駱衍依言抓住沈時雨腰間的衣料,指腹偶爾觸及到他襯衫下微燙的溫度時,才覺得對勁。

·

回到清河雲溪,沈時雨把駱衍安頓到沙發上坐穩當後,就想從包裏拿滴眼液給駱衍擦藥。

駱衍沒聽話,他別過臉,順手把沈時雨拉到沙發上。

“學長,星海火鍋店,你是什麽時候過來的?”

沈時雨眼前一閃而過騰騰霧氣裏駱衍摁住眼睛、隱忍著說疼的模樣。

他遲疑一秒,說道:“你眼睛難受的時候。”

駱衍明了,既然如此,沈時雨一定聽到柯航說秦睿宇帶人堵他的事了。

事情沈時雨了解的差不多,駱衍不打算贅述,他直接拿出自己的手機塞給沈時雨:“密碼1113,學長,你幫我翻一下秦睿宇的電話號碼。”

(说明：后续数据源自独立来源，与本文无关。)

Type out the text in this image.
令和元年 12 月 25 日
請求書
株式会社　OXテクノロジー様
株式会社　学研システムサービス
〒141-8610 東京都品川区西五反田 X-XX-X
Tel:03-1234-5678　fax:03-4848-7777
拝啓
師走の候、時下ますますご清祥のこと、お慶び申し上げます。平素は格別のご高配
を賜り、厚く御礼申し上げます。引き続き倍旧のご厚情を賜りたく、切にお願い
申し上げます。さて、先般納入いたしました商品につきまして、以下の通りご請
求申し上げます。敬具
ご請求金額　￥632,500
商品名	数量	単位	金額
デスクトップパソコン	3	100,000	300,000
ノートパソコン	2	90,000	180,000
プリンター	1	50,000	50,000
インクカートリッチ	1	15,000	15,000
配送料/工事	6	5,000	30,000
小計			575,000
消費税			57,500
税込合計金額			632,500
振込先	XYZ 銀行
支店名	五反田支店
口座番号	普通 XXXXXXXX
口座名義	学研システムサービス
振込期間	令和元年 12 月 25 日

沈時雨下意識照做,在手機打開到初始界面時,他忽然想到,難道駱衍要打電話給他討個說法。

這太難以想象了。

沈時雨否決了他一秒前的胡思亂想,秦睿宇畢竟是駱衍和柯航這個圈子的,更何況秦睿宇堵他的初衷是為了讓他對駱衍客氣點,駱衍沒必要這樣做。

然而現實等不了沈時雨想七想八。

電話接通,駱衍開門見山:“老秦,誰讓你帶人堵沈學長的?”

秦睿宇大概在酒吧喝酒,電話那頭電子音樂嗨翻全場,他迷迷瞪瞪:“什、什麽沈學長?”

他甩了甩腦袋,勉強從記憶裏翻出一個名字:“沈時雨嗎?”

“記起來就好,”駱衍直接道:“下周上學,酒醒了去新聞部給他道歉。”

秦睿宇反射弧還在路上,好半天才達成閉環:“道歉?不是駱衍我沒聽差吧,我幹嘛給他道歉?”

“你堵人有理是吧?”

“我堵人是為了你這大少爺出氣,”秦睿宇氣得給桌面邦邦兩拳,仿佛那桌子是駱衍的胸口,“我一想到沈時雨在藍林夜色教訓你我就煩,也不搞清楚事情的真相,上來就護著姓許的那個玩意兒......”

駱衍聲音沈了下來,帶著不容反駁的氣勢:“一碼事歸一碼事。那天的事我說翻篇就翻篇。”

電話那頭安靜兩秒,秦睿宇拗不過駱衍:“知道了,我酒醒了就去。”

沈時雨聽著駱衍和秦睿宇的對話,輕輕蹙眉。

他在藍林夜色做服務生的時間並不長,所以每天晚上的場景都歷歷在目。

藍林夜色是大學城周圍最奢華的一個酒吧,沈時雨看到駱衍在那裏消費時毫不意外。只是沒想到,他到三樓送了兩瓶酒的時間,駱衍就和一個女生在二樓邊緣的卡座對峙了。

女孩長發披肩,身形窈窕纖細,穿著潔白如雪的旗袍,再仔細看,旗袍的下擺竟然被人粗魯地、毫不留情地撕到了大腿根的位置,衣領也淩亂不堪。

她的對面,是四五個有絕對力量優勢的男生。

沈時雨不是好管閑事的人,但一個女孩被人欺負成這樣而他無動於衷的話,也枉做男人。

他快步走向那個卡座,嘈雜的音樂聲裏,他突然聽到駱衍的一句怒斥,語調裏是毫不掩飾地輕蔑,像要把對方踩進塵埃裏......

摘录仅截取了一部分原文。